In the ancient tower I’d had no sense of the pressing presence of past centuries, yet as the chilly darkness of this room heavily enfolded me, it felt as though I was stepping back into another age.
Politeness made me hide my impatience while we admired the paintings of Revell ancestors in the Long Gallery, but it was soon rewarded when we descended the stairs, for on the half-landing were five narrow rectangular windows.
The two on either side of the central one were of great antiquity and consisted of diamond panes in uneven greenish glass, inset with brightly coloured heraldic devices.

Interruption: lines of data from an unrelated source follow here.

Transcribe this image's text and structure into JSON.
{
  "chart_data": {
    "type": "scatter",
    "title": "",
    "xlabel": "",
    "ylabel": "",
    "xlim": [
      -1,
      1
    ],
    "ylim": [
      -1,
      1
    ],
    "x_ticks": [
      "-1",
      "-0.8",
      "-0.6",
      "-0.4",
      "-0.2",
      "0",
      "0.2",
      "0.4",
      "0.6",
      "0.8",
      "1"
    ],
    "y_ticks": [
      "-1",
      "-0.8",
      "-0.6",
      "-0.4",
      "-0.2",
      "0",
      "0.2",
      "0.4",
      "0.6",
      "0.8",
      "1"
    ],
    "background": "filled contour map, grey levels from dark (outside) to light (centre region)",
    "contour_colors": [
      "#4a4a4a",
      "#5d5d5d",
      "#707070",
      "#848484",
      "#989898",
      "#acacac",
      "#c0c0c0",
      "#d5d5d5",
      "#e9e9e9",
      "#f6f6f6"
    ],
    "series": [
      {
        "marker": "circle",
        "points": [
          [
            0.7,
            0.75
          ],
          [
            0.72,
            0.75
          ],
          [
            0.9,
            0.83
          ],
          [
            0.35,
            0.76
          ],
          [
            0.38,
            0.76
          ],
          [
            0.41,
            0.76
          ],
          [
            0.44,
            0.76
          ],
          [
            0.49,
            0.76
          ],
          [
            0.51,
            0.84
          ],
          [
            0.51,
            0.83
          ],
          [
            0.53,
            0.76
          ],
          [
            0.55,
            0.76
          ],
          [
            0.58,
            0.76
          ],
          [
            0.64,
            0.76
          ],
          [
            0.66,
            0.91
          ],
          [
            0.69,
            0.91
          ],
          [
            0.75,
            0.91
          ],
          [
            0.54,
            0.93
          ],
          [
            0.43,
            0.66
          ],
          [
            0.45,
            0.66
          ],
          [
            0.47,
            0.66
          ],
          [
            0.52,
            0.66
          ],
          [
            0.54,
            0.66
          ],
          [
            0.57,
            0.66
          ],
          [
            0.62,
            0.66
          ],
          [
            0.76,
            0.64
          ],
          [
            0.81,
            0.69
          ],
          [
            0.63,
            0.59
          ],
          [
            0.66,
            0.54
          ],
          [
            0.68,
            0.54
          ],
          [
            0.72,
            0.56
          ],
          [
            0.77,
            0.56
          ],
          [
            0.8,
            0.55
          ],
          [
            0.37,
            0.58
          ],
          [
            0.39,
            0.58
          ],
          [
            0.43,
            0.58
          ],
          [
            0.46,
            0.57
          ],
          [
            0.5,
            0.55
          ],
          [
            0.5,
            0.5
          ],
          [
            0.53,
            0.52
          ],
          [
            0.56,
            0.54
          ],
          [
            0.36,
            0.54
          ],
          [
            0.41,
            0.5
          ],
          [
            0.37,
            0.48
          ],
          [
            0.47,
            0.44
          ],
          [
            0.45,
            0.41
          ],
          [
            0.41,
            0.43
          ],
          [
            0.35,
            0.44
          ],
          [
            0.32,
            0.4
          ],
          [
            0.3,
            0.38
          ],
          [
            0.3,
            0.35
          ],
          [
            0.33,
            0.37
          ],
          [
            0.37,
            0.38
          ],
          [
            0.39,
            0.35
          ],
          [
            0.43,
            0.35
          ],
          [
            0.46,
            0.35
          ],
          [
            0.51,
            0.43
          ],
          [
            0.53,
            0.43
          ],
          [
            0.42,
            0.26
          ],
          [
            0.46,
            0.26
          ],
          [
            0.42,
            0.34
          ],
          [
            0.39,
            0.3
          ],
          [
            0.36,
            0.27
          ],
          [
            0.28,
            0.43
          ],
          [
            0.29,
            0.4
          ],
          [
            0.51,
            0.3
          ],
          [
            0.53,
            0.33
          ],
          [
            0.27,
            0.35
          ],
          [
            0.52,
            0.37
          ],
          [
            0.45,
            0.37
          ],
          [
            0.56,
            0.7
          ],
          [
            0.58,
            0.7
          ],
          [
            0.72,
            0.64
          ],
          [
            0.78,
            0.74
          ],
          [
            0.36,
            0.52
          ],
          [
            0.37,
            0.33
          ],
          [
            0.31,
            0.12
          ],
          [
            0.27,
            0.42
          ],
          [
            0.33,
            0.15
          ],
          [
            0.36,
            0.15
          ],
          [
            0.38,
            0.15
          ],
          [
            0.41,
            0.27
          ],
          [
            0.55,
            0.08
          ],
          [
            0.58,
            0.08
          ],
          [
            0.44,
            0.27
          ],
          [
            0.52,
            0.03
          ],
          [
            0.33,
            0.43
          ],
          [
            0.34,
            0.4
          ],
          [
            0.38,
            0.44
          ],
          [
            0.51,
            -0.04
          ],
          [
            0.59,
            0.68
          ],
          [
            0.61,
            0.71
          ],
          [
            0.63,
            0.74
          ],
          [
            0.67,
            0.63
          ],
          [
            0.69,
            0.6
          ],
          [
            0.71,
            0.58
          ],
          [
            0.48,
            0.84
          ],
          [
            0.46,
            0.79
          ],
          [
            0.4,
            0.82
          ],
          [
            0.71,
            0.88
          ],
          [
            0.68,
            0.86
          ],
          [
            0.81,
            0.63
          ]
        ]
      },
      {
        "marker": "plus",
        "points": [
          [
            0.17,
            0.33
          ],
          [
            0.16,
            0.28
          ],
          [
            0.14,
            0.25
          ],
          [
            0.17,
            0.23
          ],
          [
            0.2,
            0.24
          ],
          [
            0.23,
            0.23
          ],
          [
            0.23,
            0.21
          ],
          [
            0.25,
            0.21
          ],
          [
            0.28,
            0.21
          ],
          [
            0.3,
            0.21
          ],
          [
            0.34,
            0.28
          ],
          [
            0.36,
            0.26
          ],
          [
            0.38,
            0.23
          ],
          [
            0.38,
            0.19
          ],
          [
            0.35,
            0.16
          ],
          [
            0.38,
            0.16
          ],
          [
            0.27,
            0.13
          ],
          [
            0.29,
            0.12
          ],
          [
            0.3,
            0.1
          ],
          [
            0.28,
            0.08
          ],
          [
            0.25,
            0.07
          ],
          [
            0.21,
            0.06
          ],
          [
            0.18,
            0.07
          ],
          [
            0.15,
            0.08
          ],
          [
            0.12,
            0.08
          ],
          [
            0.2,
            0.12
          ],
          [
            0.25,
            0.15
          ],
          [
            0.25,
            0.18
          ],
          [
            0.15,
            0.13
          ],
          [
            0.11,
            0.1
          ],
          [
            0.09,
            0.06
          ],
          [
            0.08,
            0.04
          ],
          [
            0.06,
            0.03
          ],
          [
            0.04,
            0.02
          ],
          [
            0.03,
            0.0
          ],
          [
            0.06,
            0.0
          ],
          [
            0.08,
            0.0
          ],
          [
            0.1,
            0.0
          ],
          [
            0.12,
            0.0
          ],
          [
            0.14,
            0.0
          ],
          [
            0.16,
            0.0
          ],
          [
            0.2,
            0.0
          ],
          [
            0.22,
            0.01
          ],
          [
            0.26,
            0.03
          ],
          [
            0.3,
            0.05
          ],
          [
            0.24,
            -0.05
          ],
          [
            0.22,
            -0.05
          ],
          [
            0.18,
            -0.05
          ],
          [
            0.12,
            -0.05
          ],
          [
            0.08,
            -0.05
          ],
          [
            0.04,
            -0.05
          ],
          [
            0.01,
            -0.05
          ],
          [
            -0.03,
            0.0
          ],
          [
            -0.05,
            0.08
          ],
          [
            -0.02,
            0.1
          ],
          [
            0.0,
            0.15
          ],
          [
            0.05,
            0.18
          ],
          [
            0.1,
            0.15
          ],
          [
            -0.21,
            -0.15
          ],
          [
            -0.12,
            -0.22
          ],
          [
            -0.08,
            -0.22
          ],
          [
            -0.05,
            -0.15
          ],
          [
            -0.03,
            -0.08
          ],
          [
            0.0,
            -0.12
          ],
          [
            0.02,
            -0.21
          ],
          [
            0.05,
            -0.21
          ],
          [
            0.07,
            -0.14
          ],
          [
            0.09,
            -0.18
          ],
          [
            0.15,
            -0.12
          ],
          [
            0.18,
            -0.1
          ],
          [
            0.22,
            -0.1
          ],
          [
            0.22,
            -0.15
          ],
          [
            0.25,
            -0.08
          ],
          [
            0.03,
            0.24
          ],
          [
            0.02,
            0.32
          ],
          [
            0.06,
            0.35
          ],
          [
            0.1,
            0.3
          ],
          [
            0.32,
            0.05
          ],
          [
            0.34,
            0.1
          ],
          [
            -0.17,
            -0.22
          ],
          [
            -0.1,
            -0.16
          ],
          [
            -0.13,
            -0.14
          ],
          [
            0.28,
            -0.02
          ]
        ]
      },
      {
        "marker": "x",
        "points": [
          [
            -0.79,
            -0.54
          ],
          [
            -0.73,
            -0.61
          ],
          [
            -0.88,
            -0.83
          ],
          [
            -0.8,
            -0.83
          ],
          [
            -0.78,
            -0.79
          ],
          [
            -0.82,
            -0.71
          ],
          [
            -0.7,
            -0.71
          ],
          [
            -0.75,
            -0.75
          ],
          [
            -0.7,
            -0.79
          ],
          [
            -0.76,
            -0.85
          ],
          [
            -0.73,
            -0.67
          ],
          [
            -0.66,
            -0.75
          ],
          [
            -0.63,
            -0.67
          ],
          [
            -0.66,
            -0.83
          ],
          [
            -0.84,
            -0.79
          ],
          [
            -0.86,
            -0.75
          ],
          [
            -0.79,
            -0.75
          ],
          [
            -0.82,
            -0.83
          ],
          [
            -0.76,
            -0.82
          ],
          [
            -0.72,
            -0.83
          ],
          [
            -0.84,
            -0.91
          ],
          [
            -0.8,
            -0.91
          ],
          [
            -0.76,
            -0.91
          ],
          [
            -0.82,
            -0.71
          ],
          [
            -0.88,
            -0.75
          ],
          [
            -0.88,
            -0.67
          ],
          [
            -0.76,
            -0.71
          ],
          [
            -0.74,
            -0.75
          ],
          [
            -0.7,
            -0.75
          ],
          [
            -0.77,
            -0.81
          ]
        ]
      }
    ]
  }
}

They were bordered with the woven strap pattern Father had copied in his own work.
The middle window was constructed in a similar style, with the woven border and quarry panes, but the central device in this case was a painted and silver-stained depiction of the old house, with two women standing on one side, and a girl kneeling in prayer on the other. Below, a Cavalier seemed to be striding through a cornfield, while high above, a spiked sun shone down on all.
The diamond panes of clear glass surrounding these figures each contained a central circle or square painted with a different and seemingly random motif. At the bottom had been lettered:
Lady Anne Revell caused me to be made: let no man remove me.
To God, all things are clear.
‘You seem quite dumbstruck, Miss Kaye!’ said Mr Revell, amused.
‘I told you it was remarkable, Jessie,’ Father said. ‘What do you make of it?’